Given the above it was interesting to me to see the response to  my presentation on the many ways in which the ‘language’ of European Theatre had shifted over the last decades, foregrounding the work of Pina Bausch, Bobby Baker, The Wooster Group, Forced Entertainment, Merce Cunningham, and many others. It was a real surprise to me that while several Indian colloquium participants claimed to have seen some of this work, there was barely any discussion of its significance, and we were quickly brought back to the word-based theatre, where people were evidently more comfortable. I was politely thanked for reminding the colloquium of these shifts, but little more. My interjections on the subject of the changed meaning of “text”, the need for a re-examination of the notion of training performance artists, the questionability of devising ‘foundation’ courses – all current European debates – were barely considered by the colloquium participants  and I  felt to be the European interloper who had somehow infiltrated an Indian world. But it quickly became   clear that while the older generation of teachers appear to hold to the traditional, the younger generation who were present were eager to engage in debate about what they regard as the new performance world which is influenced by technology and social media. There seemed to me to be a definite disjuncture between the artistic director’s views of contemporary theatre and the views expressed by many of the colloquium delegates.

It was especially strange to me that Professor Anurada Kapur, one of the senior figures present, and a convenor of the colloquium,  had, in her paper, talked about the radical work of some Indian women directors in the 1980s, who had ‘sought  to dismantle the conventional hierarchies of theatre-making driven by the word and goal-orientated narratives’. It would seem that these, for many of the colloquium participants, must have been seen as  historical distractions.

The conclusion I draw is that young potential Indian theatre makers of the IT/Social Media generation might have much to learn from a collaboration with the work at Leeds, especially those from Ambedkar University.

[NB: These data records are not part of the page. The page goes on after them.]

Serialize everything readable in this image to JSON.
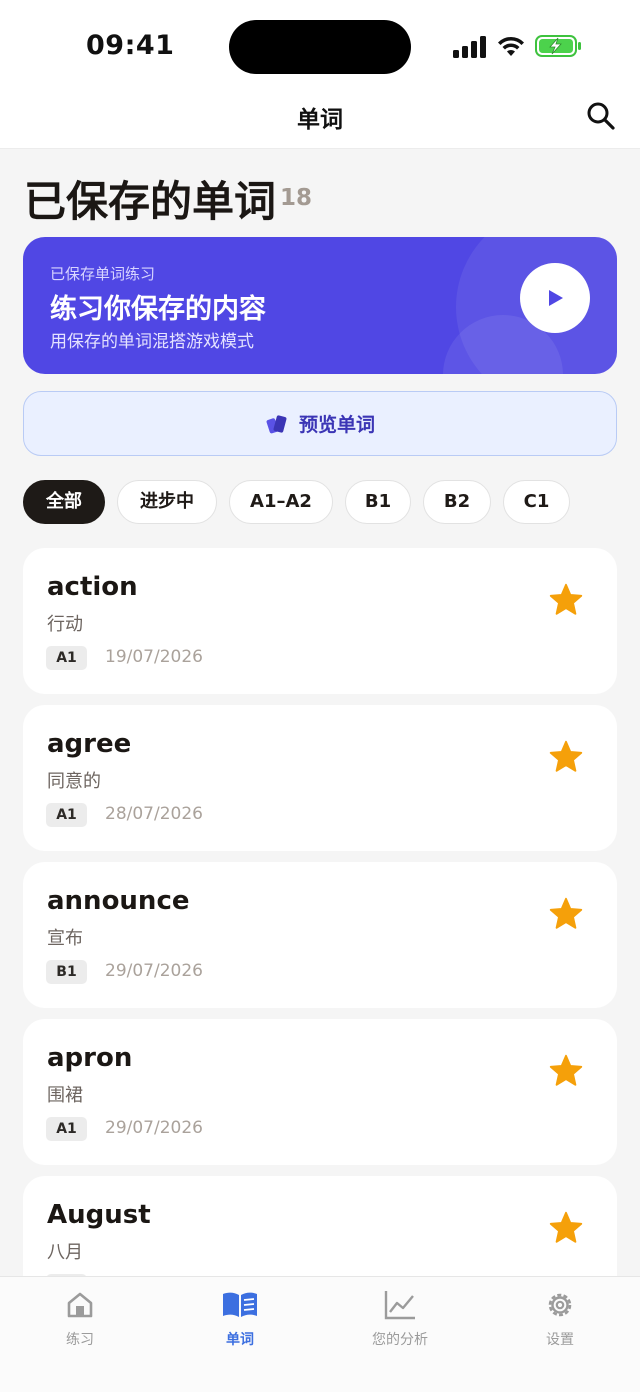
{
  "status": {
    "time": "09:41"
  },
  "nav": {
    "title": "单词"
  },
  "header": {
    "title": "已保存的单词",
    "count": "18"
  },
  "banner": {
    "eyebrow": "已保存单词练习",
    "title": "练习你保存的内容",
    "subtitle": "用保存的单词混搭游戏模式"
  },
  "preview": {
    "label": "预览单词"
  },
  "filters": [
    "全部",
    "进步中",
    "A1–A2",
    "B1",
    "B2",
    "C1"
  ],
  "words": [
    {
      "word": "action",
      "translation": "行动",
      "level": "A1",
      "date": "19/07/2026"
    },
    {
      "word": "agree",
      "translation": "同意的",
      "level": "A1",
      "date": "28/07/2026"
    },
    {
      "word": "announce",
      "translation": "宣布",
      "level": "B1",
      "date": "29/07/2026"
    },
    {
      "word": "apron",
      "translation": "围裙",
      "level": "A1",
      "date": "29/07/2026"
    },
    {
      "word": "August",
      "translation": "八月",
      "level": "",
      "date": ""
    }
  ],
  "tabs": [
    "练习",
    "单词",
    "您的分析",
    "设置"
  ],
  "colors": {
    "accent": "#5047e4",
    "star": "#f5a00a",
    "active_tab": "#3c6fe0"
  }
}
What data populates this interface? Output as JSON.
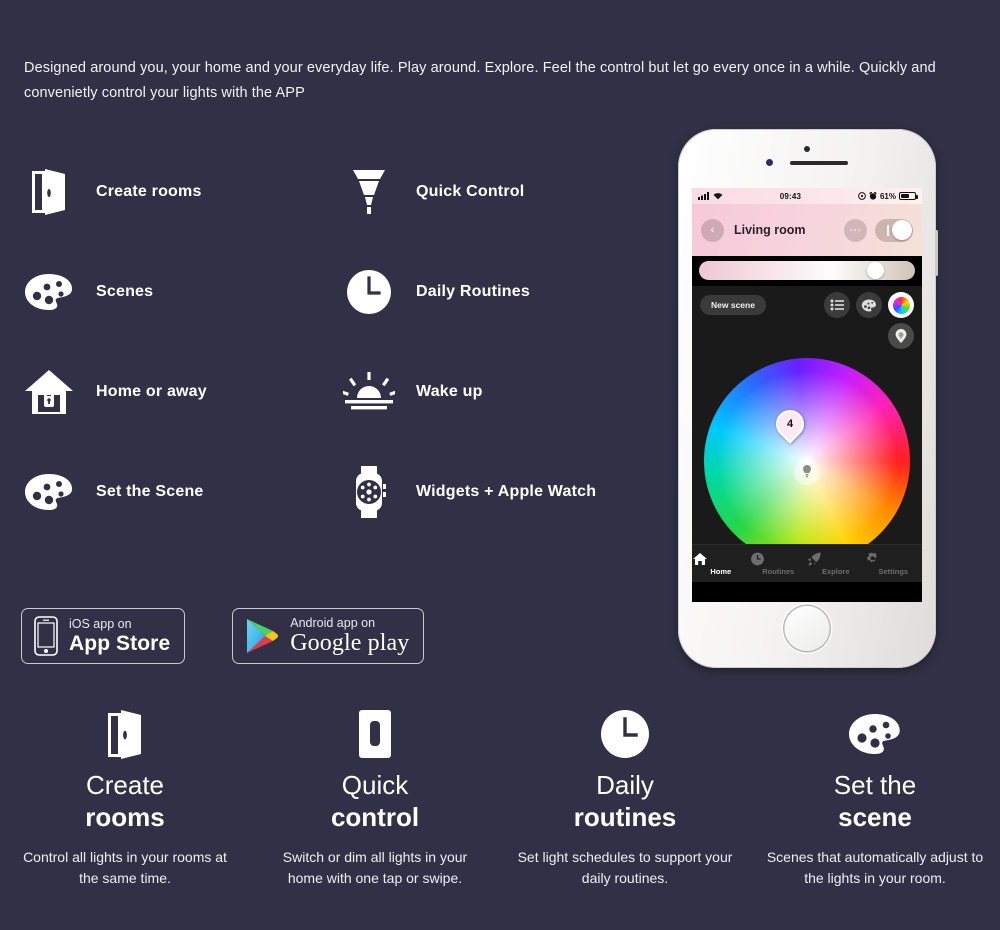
{
  "intro": {
    "text": "Designed around you, your home and your everyday life. Play around. Explore. Feel the control but let go every once in a while. Quickly and convenietly control your lights with the  APP"
  },
  "colors": {
    "background": "#313046",
    "text": "#ffffff",
    "phone_body": "#f3f2f0",
    "screen_bg": "#000000",
    "header_pink": "#f6c9d8",
    "nav_active": "#ffffff",
    "nav_inactive": "#6d6d6d"
  },
  "features": [
    {
      "icon": "open-door-icon",
      "label": "Create rooms"
    },
    {
      "icon": "bulb-icon",
      "label": "Quick Control"
    },
    {
      "icon": "palette-icon",
      "label": "Scenes"
    },
    {
      "icon": "clock-icon",
      "label": "Daily Routines"
    },
    {
      "icon": "house-lock-icon",
      "label": "Home or away"
    },
    {
      "icon": "sunrise-icon",
      "label": "Wake up"
    },
    {
      "icon": "palette-icon",
      "label": "Set the Scene"
    },
    {
      "icon": "apple-watch-icon",
      "label": "Widgets + Apple Watch"
    }
  ],
  "badges": {
    "ios": {
      "icon": "iphone-icon",
      "small": "iOS app on",
      "big": "App Store"
    },
    "android": {
      "icon": "google-play-triangle-icon",
      "small": "Android app on",
      "big_first": "Google",
      "big_second": "play"
    }
  },
  "phone": {
    "status_bar": {
      "time": "09:43",
      "battery": "61%",
      "signal_icon": "cellular-bars-icon",
      "wifi_icon": "wifi-icon",
      "alarm_icon": "alarm-icon",
      "lock_icon": "rotation-lock-icon"
    },
    "header": {
      "back_icon": "chevron-left-icon",
      "room": "Living room",
      "more_icon": "ellipsis-icon",
      "toggle_state": "on"
    },
    "brightness": {
      "value_percent": 78
    },
    "toolbar": {
      "new_scene": "New scene",
      "list_icon": "list-icon",
      "palette_icon": "palette-icon",
      "color-wheel_icon": "color-wheel-icon",
      "bulb_icon": "bulb-drop-icon"
    },
    "color_wheel": {
      "marker_label": "4",
      "center_icon": "bulb-icon"
    },
    "nav": [
      {
        "icon": "home-icon",
        "label": "Home",
        "active": true
      },
      {
        "icon": "clock-icon",
        "label": "Routines",
        "active": false
      },
      {
        "icon": "rocket-icon",
        "label": "Explore",
        "active": false
      },
      {
        "icon": "gear-icon",
        "label": "Settings",
        "active": false
      }
    ]
  },
  "cards": [
    {
      "icon": "open-door-icon",
      "title_top": "Create",
      "title_bottom": "rooms",
      "desc": "Control all lights in your rooms at the same time."
    },
    {
      "icon": "switch-icon",
      "title_top": "Quick",
      "title_bottom": "control",
      "desc": "Switch or dim all lights in your home with one tap or swipe."
    },
    {
      "icon": "clock-icon",
      "title_top": "Daily",
      "title_bottom": "routines",
      "desc": "Set light schedules to support your daily routines."
    },
    {
      "icon": "palette-icon",
      "title_top": "Set the",
      "title_bottom": "scene",
      "desc": "Scenes that automatically adjust to the lights in your room."
    }
  ]
}
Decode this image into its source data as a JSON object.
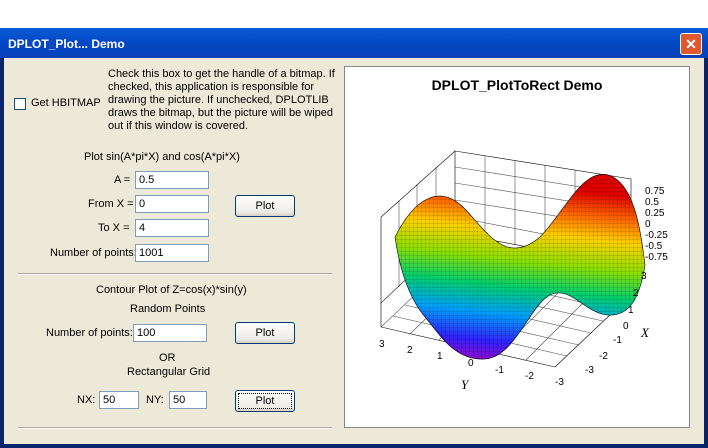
{
  "window": {
    "title": "DPLOT_Plot... Demo",
    "close_glyph": "✕"
  },
  "hbitmap": {
    "checkbox_label": "Get HBITMAP",
    "checked": false,
    "description_lines": [
      "Check this box to get the handle of a bitmap. If",
      "checked, this application is responsible for",
      "drawing the picture. If unchecked, DPLOTLIB",
      "draws the bitmap, but the picture will be wiped",
      "out if this window is covered."
    ]
  },
  "sin_section": {
    "heading": "Plot sin(A*pi*X) and cos(A*pi*X)",
    "a_label": "A =",
    "a_value": "0.5",
    "from_label": "From X =",
    "from_value": "0",
    "to_label": "To X =",
    "to_value": "4",
    "points_label": "Number of points:",
    "points_value": "1001",
    "plot_button": "Plot"
  },
  "contour_section": {
    "heading": "Contour Plot of Z=cos(x)*sin(y)",
    "random_heading": "Random Points",
    "points_label": "Number of points:",
    "points_value": "100",
    "plot_button": "Plot",
    "or_label": "OR",
    "grid_heading": "Rectangular Grid",
    "nx_label": "NX:",
    "nx_value": "50",
    "ny_label": "NY:",
    "ny_value": "50",
    "grid_plot_button": "Plot"
  },
  "plot": {
    "title": "DPLOT_PlotToRect Demo",
    "z_ticks": [
      "0.75",
      "0.5",
      "0.25",
      "0",
      "-0.25",
      "-0.5",
      "-0.75"
    ],
    "x_ticks": [
      "3",
      "2",
      "1",
      "0",
      "-1",
      "-2",
      "-3"
    ],
    "y_ticks": [
      "3",
      "2",
      "1",
      "0",
      "-1",
      "-2",
      "-3"
    ],
    "x_axis_label": "X",
    "y_axis_label": "Y"
  },
  "colors": {
    "titlebar": "#0349c6",
    "dialog_bg": "#ece9d8",
    "close_button": "#e0582f"
  }
}
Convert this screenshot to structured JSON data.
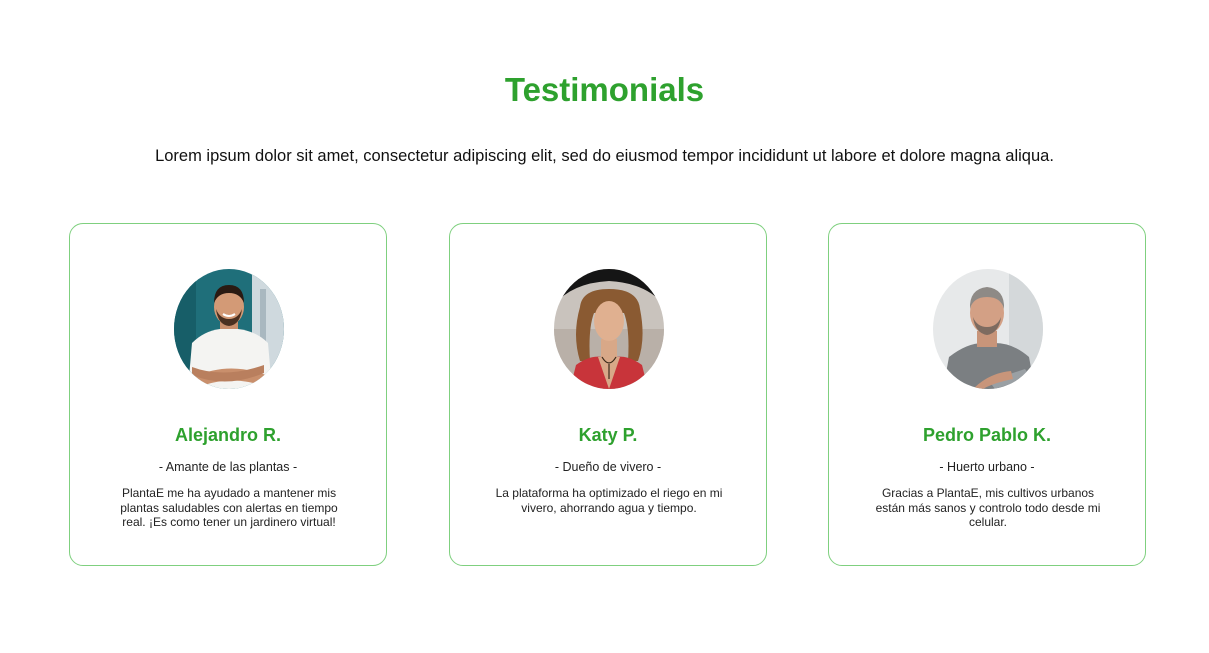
{
  "section": {
    "title": "Testimonials",
    "subtitle": "Lorem ipsum dolor sit amet, consectetur adipiscing elit, sed do eiusmod tempor incididunt ut labore et dolore magna aliqua."
  },
  "testimonials": [
    {
      "name": "Alejandro R.",
      "role": "- Amante de las plantas -",
      "quote": "PlantaE me ha ayudado a mantener mis plantas saludables con alertas en tiempo real. ¡Es como tener un jardinero virtual!"
    },
    {
      "name": "Katy P.",
      "role": "- Dueño de vivero -",
      "quote": "La plataforma ha optimizado el riego en mi vivero, ahorrando agua y tiempo."
    },
    {
      "name": "Pedro Pablo K.",
      "role": "- Huerto urbano -",
      "quote": "Gracias a PlantaE, mis cultivos urbanos están más sanos y controlo todo desde mi celular."
    }
  ],
  "colors": {
    "accent": "#2ea12e",
    "card_border": "#7fd07f",
    "text": "#111111"
  }
}
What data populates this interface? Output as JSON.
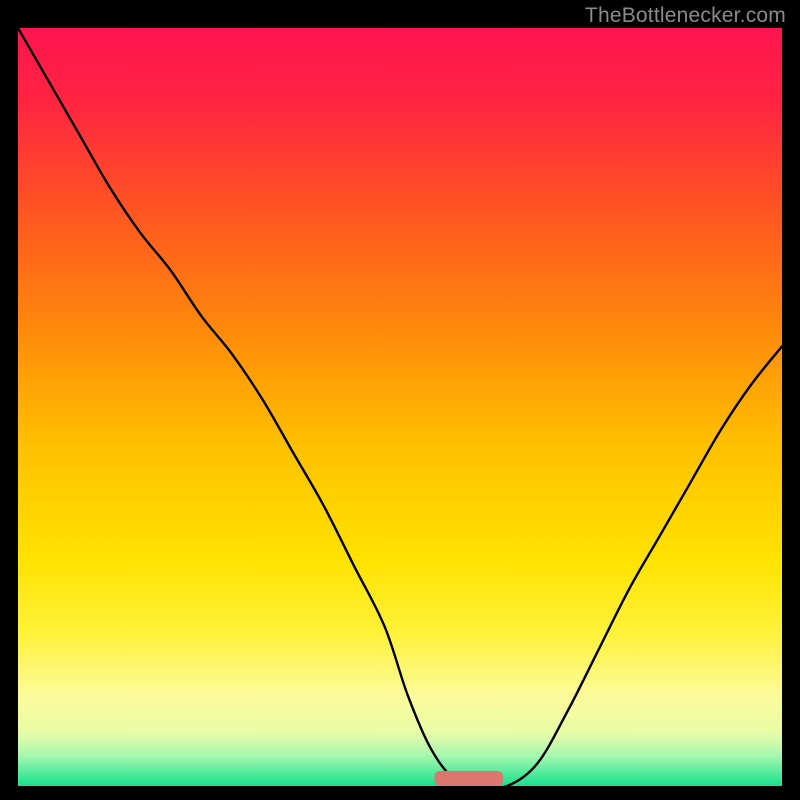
{
  "watermark": "TheBottlenecker.com",
  "chart_data": {
    "type": "line",
    "title": "",
    "xlabel": "",
    "ylabel": "",
    "xlim": [
      0,
      100
    ],
    "ylim": [
      0,
      100
    ],
    "axes_visible": false,
    "background_gradient": {
      "stops": [
        {
          "offset": 0.0,
          "color": "#ff1450"
        },
        {
          "offset": 0.1,
          "color": "#ff2540"
        },
        {
          "offset": 0.25,
          "color": "#ff5820"
        },
        {
          "offset": 0.4,
          "color": "#ff8a0b"
        },
        {
          "offset": 0.55,
          "color": "#ffc000"
        },
        {
          "offset": 0.7,
          "color": "#ffe200"
        },
        {
          "offset": 0.8,
          "color": "#fff23c"
        },
        {
          "offset": 0.88,
          "color": "#fdfb9a"
        },
        {
          "offset": 0.93,
          "color": "#e8fca8"
        },
        {
          "offset": 0.96,
          "color": "#a8f8b0"
        },
        {
          "offset": 0.985,
          "color": "#4be89a"
        },
        {
          "offset": 1.0,
          "color": "#18e28e"
        }
      ]
    },
    "series": [
      {
        "name": "bottleneck-curve",
        "x": [
          0,
          4,
          8,
          12,
          16,
          20,
          24,
          28,
          32,
          36,
          40,
          44,
          48,
          51,
          54,
          57,
          60,
          64,
          68,
          72,
          76,
          80,
          84,
          88,
          92,
          96,
          100
        ],
        "y": [
          100,
          93,
          86,
          79,
          73,
          68,
          62,
          57,
          51,
          44,
          37,
          29,
          21,
          12,
          5,
          1,
          0,
          0,
          3,
          10,
          18,
          26,
          33,
          40,
          47,
          53,
          58
        ]
      }
    ],
    "marker": {
      "name": "optimal-range-marker",
      "x_center": 59,
      "width": 9,
      "height": 2.0,
      "color": "#da7870"
    }
  }
}
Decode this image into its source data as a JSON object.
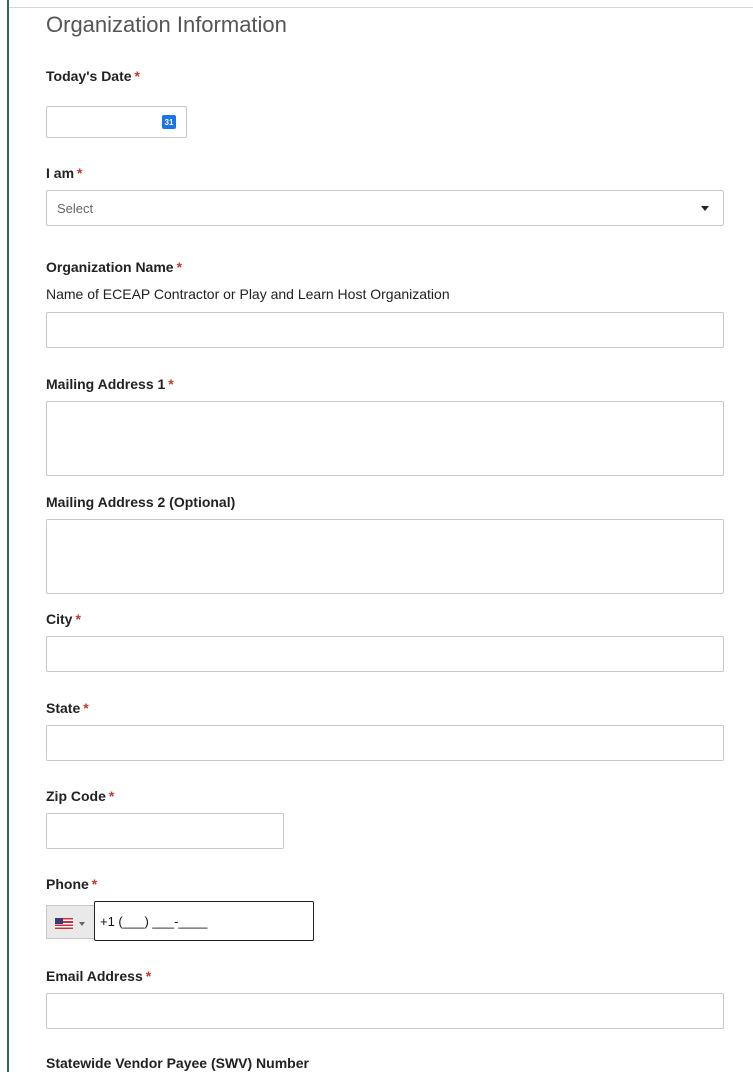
{
  "form": {
    "section_title": "Organization Information",
    "required_marker": "*",
    "todays_date": {
      "label": "Today's Date",
      "value": "",
      "icon": "calendar-icon",
      "icon_text": "31"
    },
    "i_am": {
      "label": "I am",
      "selected": "Select"
    },
    "organization_name": {
      "label": "Organization Name",
      "help": "Name of ECEAP Contractor or Play and Learn Host Organization",
      "value": ""
    },
    "mailing_address_1": {
      "label": "Mailing Address 1",
      "value": ""
    },
    "mailing_address_2": {
      "label": "Mailing Address 2 (Optional)",
      "value": ""
    },
    "city": {
      "label": "City",
      "value": ""
    },
    "state": {
      "label": "State",
      "value": ""
    },
    "zip_code": {
      "label": "Zip Code",
      "value": ""
    },
    "phone": {
      "label": "Phone",
      "country_icon": "us-flag-icon",
      "mask": "+1 (___) ___-____"
    },
    "email": {
      "label": "Email Address",
      "value": ""
    },
    "swv_number": {
      "label": "Statewide Vendor Payee (SWV) Number"
    }
  },
  "colors": {
    "accent_bar": "#2f6b55",
    "required": "#c0392b",
    "calendar": "#1a73e8"
  }
}
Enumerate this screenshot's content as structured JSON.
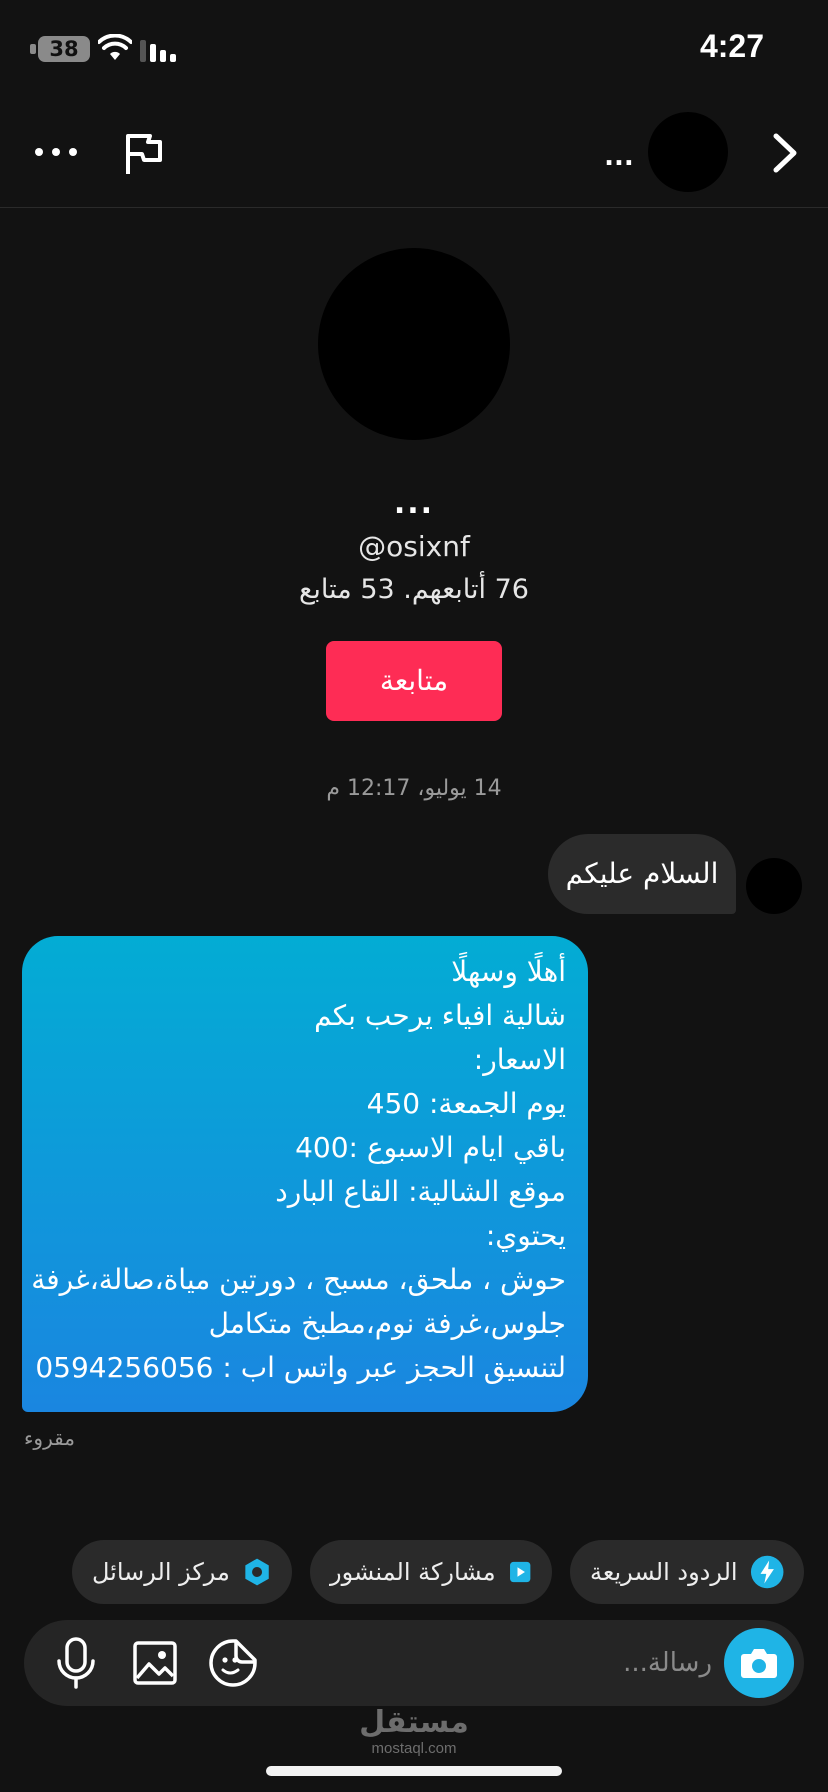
{
  "status_bar": {
    "time": "4:27",
    "battery": "38"
  },
  "header": {
    "name": "..."
  },
  "profile": {
    "name": "...",
    "handle": "@osixnf",
    "stats": "76 أتابعهم. 53 متابع",
    "follow_label": "متابعة"
  },
  "conversation": {
    "timestamp": "14 يوليو، 12:17 م",
    "incoming": {
      "text": "السلام عليكم"
    },
    "outgoing": {
      "lines": [
        "أهلًا وسهلًا",
        "شالية افياء يرحب بكم",
        "الاسعار:",
        "يوم الجمعة: 450",
        "باقي ايام الاسبوع :400",
        "موقع الشالية: القاع البارد",
        "يحتوي:",
        "حوش ، ملحق، مسبح ، دورتين مياة،صالة،غرفة",
        "جلوس،غرفة نوم،مطبخ متكامل",
        "لتنسيق الحجز عبر واتس اب : 0594256056"
      ]
    },
    "read_status": "مقروء"
  },
  "quick_actions": {
    "quick_replies": "الردود السريعة",
    "share_post": "مشاركة المنشور",
    "message_center": "مركز الرسائل"
  },
  "composer": {
    "placeholder": "رسالة..."
  },
  "watermark": {
    "arabic": "مستقل",
    "latin": "mostaql.com"
  },
  "colors": {
    "background": "#121212",
    "follow_button": "#fe2c55",
    "bubble_gradient_top": "#03acd4",
    "bubble_gradient_bottom": "#1a86e0",
    "camera_button": "#1fb4e6"
  }
}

A book launch of the third edition of this, co-edited by myself and Teresa Brayshaw, was held outdoors on the penultimate day of the colloquium. This attracted much interest and many people would have bought copies, but the book is available only as an ebook  or in hardback from Amazon India, which is a hopeful sign. I left copies with the Artistic Director and the Festival venue.


Following Sivaraman’s curatorial intentions, and in apparent opposition to the more conservative tendencies presented by some senior Indian theatre figures, the performances were nearly all packed out – both Indian and foreign shows. For me the most innovative Indian shows were Roysten Abel’s “Kitchen Show’, an extraordinary combination of acting and Kerelan drumming on a huge scale, “Burning Flowers’, an outdoor collage of Indian and Polish (Biuro Podrozy) themes,  “The Winter’s Tale”, performed outdoors by Wide Aisle Productions,   and the very moving performance by the Abhinaya Research Centre, of a verbatim piece concerned with the current spate of rapes in India.

Of the foreign groups presented the most revelatory for the audience was the Slovakian Debris Company’s “Epic’, a combination of Brechtian techniques crossed with Robert Wilson. The formality of this European- based show excited audiences, who were amazed by the execution and discipline displayed. Here was a fine example of changed theatrical language which evidently spoke to Indian audiences. This was closely followed by the Sri Lankan performance of Brecht’s “Caucasian Chalk Circle’, played by a large and energetic ensemble in a portable tent.  The final show of the festival , from the National School of Drama Repertory Company, managed to show the whole festival’s dichotomy, being a narrative of family history by Mahesh Elkunchwar , which yet was played out against a split outside setting designed by Sivaraman, which potentially allowed simultaneous  episodes to be experienced. However the conventionality of the direction simply played against the potentiality of the post-modern setting – another of the Indian theatre puzzles which has remained with me as a result of this interesting exposure.